Kedua pernyataan ini serupa dalam deskripsi bahasa, dan keduanya percaya bahwa "mencapai tujuan" dapat dikaitkan dengan "memecahkan masalah".
Dalam buku "Mainstream Science on Intelligence: An Editorial with 52 Signatories", Gottfredson merangkum definisi kecerdasan dari beberapa peneliti dari perspektif yang lebih luas:
“Kecerdasan adalah kemampuan mental yang sangat umum yang mencakup penalaran, perencanaan, pemecahan masalah, pemikiran abstrak, pemahaman ide-ide kompleks, pembelajaran cepat, dan belajar dari pengalaman. Bukan hanya pengetahuan buku, keterampilan akademis yang sempit, atau keterampilan mengerjakan ujian. Melainkan , itu mencerminkan kemampuan yang lebih luas dan lebih dalam untuk memahami lingkungan seseorang — kemampuan untuk 'menangkap', 'memahami' sesuatu, atau 'mencari tahu' apa yang harus dilakukan”.
Definisi ini mengambil konstruksi kecerdasan lebih dari sekadar "keterampilan memecahkan masalah" dan memperkenalkan dua dimensi utama: kemampuan untuk belajar dari pengalaman dan kemampuan untuk memahami lingkungan sekitar.
Dengan kata lain, kecerdasan tidak boleh dilihat sebagai kemampuan abstrak untuk menemukan solusi untuk masalah umum, melainkan sebagai kemampuan konkret untuk menerapkan apa yang telah kita pelajari dari pengalaman sebelumnya ke kemampuan lingkungan kita untuk berbagai situasi yang mungkin muncul.
Ini menggarisbawahi hubungan intrinsik antara kecerdasan dan pembelajaran.
Dalam buku “How We Learn”, Stanislas Dehaene mendefinisikan belajar sebagai “belajar adalah proses pembentukan model dunia”, yang berarti kecerdasan juga merupakan kemampuan yang memerlukan pemahaman lingkungan sekitar dan penciptaan model internal untuk menggambarkan dunia. lingkungan.
Oleh karena itu, kecerdasan juga membutuhkan kemampuan untuk membuat model dunia, meskipun bukan hanya kemampuan ini.
**Seberapa pintar mesin saat ini? **
Saat membahas kecerdasan umum buatan (AGI) dan kecerdasan buatan sempit (AI Sempit), kami sering menekankan perbedaan di antara keduanya.
Kecerdasan buatan yang sempit (atau kecerdasan buatan yang lemah) sangat umum dan berhasil, seringkali melampaui manusia dalam tugas tertentu.

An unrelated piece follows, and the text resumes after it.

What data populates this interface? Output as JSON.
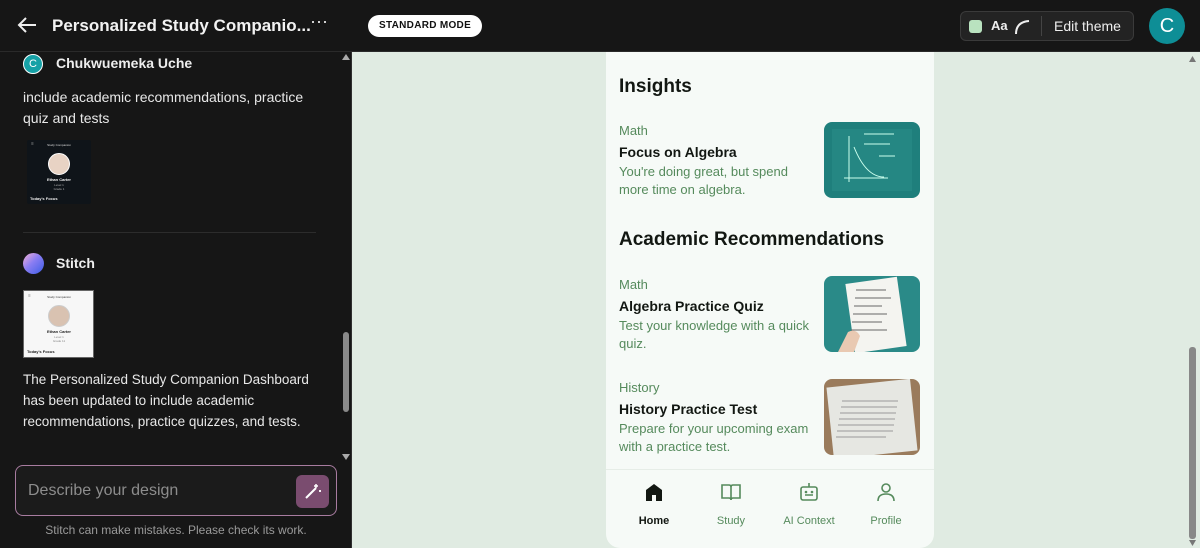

Misalnya, contoh terkenal ini, pada tahun 2016, kecerdasan buatan sempit AlphaGo mengalahkan juara dunia Li Shidol dengan skor 4 banding 1 di game Go, yang merupakan contoh yang bagus.

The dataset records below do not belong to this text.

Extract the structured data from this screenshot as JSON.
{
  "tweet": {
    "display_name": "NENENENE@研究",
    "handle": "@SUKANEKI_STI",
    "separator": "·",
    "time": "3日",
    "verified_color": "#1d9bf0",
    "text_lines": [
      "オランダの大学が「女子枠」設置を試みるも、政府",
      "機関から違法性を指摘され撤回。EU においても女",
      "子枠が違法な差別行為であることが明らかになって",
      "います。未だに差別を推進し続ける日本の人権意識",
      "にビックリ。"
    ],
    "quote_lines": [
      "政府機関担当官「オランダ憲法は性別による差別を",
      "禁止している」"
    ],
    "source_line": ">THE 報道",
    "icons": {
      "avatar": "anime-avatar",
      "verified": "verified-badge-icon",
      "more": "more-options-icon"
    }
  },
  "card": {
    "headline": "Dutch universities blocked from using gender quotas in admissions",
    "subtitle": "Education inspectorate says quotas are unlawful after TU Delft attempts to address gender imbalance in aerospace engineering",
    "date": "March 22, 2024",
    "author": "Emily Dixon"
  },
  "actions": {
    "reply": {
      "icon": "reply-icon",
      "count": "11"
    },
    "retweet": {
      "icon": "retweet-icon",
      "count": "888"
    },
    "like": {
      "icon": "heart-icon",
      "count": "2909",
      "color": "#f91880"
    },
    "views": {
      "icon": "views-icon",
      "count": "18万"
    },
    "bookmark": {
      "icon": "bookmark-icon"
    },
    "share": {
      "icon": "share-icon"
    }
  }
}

Namun, pada tahun 2023, pecatur amatir Kellin Perline menggunakan taktik yang tidak dapat diatasi oleh kecerdasan buatan untuk memenangkan permainan bagi manusia di lapangan Go, yang menunjukkan bahwa kecerdasan buatan yang sempit memang memiliki keterbatasan dalam beberapa kasus.
Itu tidak memiliki kemampuan manusia untuk mengenali taktik yang tidak biasa dan menyesuaikannya.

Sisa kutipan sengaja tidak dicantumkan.